Siemens To Acquire Transportation Firm HaCon

siemens_hacon

Siemens is planning to acquire HaCon, a company headquartered in Hanover, Germany. The two parties have agreed not to disclose financial details. Pending the approval of antitrust authorities, the deal is expected to be concluded in the first half of calendar year 2017. HaCon is a leading international provider of planning, scheduling and information systems for public transportation, mobility and logistics.

Financial details of the transaction were not disclosed.

The company has been a successful player in the mobility business for 30 years. Trip planning software from HaCon is used in more than 25 countries and comprises the center piece of the travel information systems in operation at more than 100 transport companies and associations.

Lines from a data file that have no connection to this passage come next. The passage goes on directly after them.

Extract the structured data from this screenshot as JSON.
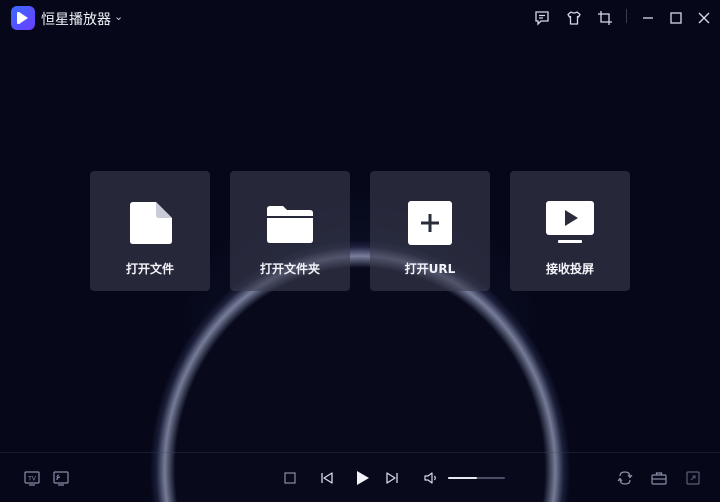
{
  "app": {
    "title": "恒星播放器"
  },
  "cards": [
    {
      "label": "打开文件",
      "icon": "file-icon"
    },
    {
      "label": "打开文件夹",
      "icon": "folder-icon"
    },
    {
      "label": "打开URL",
      "icon": "add-url-icon"
    },
    {
      "label": "接收投屏",
      "icon": "screen-cast-icon"
    }
  ],
  "titlebar_buttons": [
    "feedback-icon",
    "skin-icon",
    "crop-icon",
    "minimize-icon",
    "maximize-icon",
    "close-icon"
  ],
  "controls": {
    "volume_level": 0.5,
    "left_icons": [
      "tv-icon",
      "cast-icon"
    ],
    "center_icons": [
      "stop-icon",
      "previous-icon",
      "play-icon",
      "next-icon",
      "volume-icon"
    ],
    "right_icons": [
      "loop-icon",
      "toolbox-icon",
      "fullscreen-icon"
    ]
  },
  "colors": {
    "background": "#06081a",
    "card": "#3a3c4e",
    "accent": "#4a5cff"
  }
}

“The acquisition of HaCon will enable us to enter a completely new business area that complements our current portfolio, expanding it to include timetable scheduling as well as trip planning by passengers,” said Jochen Eickholt, CEO of Siemens’ Mobility Division. “With this move, we’re rigorously implementing our digitalization strategy and opening up new growth opportunities for our company along our customers’ value chain,” he added.

“Together with a strong partner like Siemens AG, we’ll be even better equipped to drive the mobility software business, particularly in the global market,” said Michael Frankenberg, CEO of HaCon.

Siemens is already a leading rail automation provider, offering systems up to and including complete driverless operation. A leader in road mobility solutions as well, Siemens plans to expand its intermodal digital offerings with the acquisition of HaCon.

Together with HaCon, Siemens will be able to serve rail infrastructure operators and public transportation companies as a single-source supplier of innovative software solutions for train and route planning, timetable information systems, cutting-edge payment systems and intermodal mobility platforms. In addition, apps for use on passengers’ mobile devices will enhance trip planning, transparency and thus acceptance.